É a estrutura por trás disso.

Um empréstimo a taxa fixa parece simples do lado de fora: pegar algo emprestado hoje, concordar com uma taxa e pagar depois.

Mas transformar essa ideia em um mercado on-chain é um problema diferente.

O TermMax aborda isso por meio de um modelo de título de cupom zero, no qual os componentes econômicos de um empréstimo a prazo podem ser separados, em vez de tratar a posição como um único ativo indivisível.
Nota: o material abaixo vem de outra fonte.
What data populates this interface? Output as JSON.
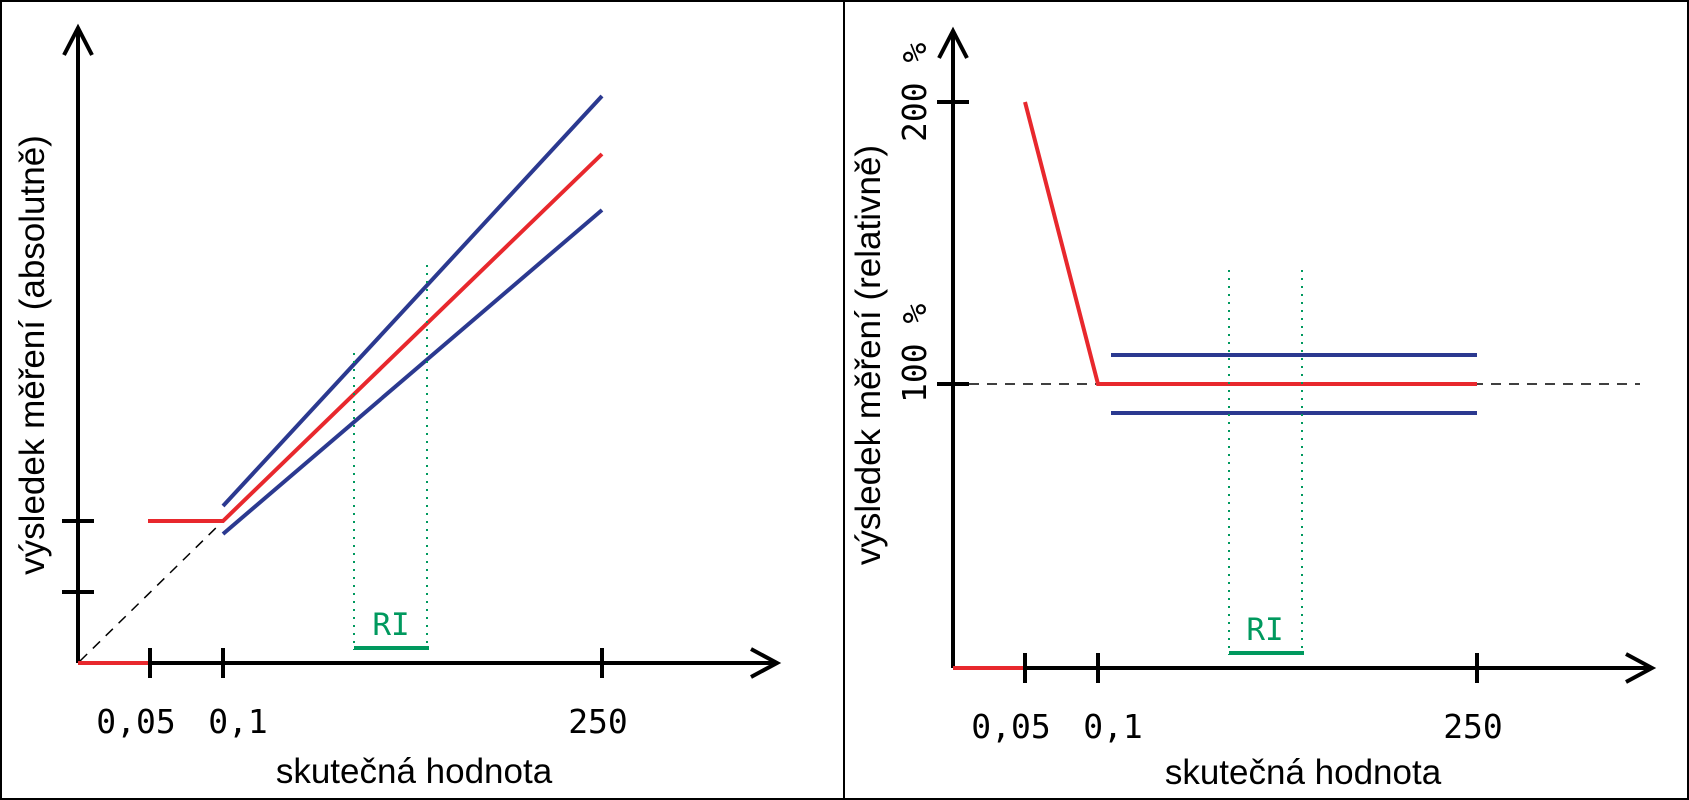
{
  "colors": {
    "measured": "#e8282d",
    "limits": "#2b3990",
    "reference_interval": "#00995e"
  },
  "left_panel": {
    "y_axis_label": "výsledek měření (absolutně)",
    "x_axis_label": "skutečná hodnota",
    "x_ticks": [
      "0,05",
      "0,1",
      "250"
    ],
    "ri_label": "RI"
  },
  "right_panel": {
    "y_axis_label": "výsledek měření (relativně)",
    "x_axis_label": "skutečná hodnota",
    "x_ticks": [
      "0,05",
      "0,1",
      "250"
    ],
    "y_ticks": [
      "100 %",
      "200 %"
    ],
    "ri_label": "RI"
  }
}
A estrutura FT/XT do protocolo foi criada a partir dessa separação, permitindo que os componentes de principal e juros de uma posição com prazo fixo tenham papéis de mercado distintos.

Eu acho isso mais interessante do que o título em si.

Porque, uma vez que você separa as partes, a renda fixa começa a parecer menos como um simples pool de empréstimos e mais como algo que pode, de fato, se tornar uma estrutura de mercado negociável.

Isso importa para o DeFi.

Empréstimos a taxa variável tornaram o endividamento incrivelmente flexível, mas flexibilidade nem sempre é a mesma coisa que previsibilidade. Mercados com prazo fixo introduzem outra forma de organizar capital: definir a maturidade, estabelecer a economia e permitir que os participantes decidam quanto vale essa exposição específica.

Ainda há risco, obviamente. Liquidez, qualidade do colateral e maturidade importam.

Mas a pergunta de design é fascinante:

O que acontece quando o DeFi deixa de tratar as taxas de juros como algo que fica flutuando o tempo todo — e começa a tratar o próprio tempo como parte do produto financeiro?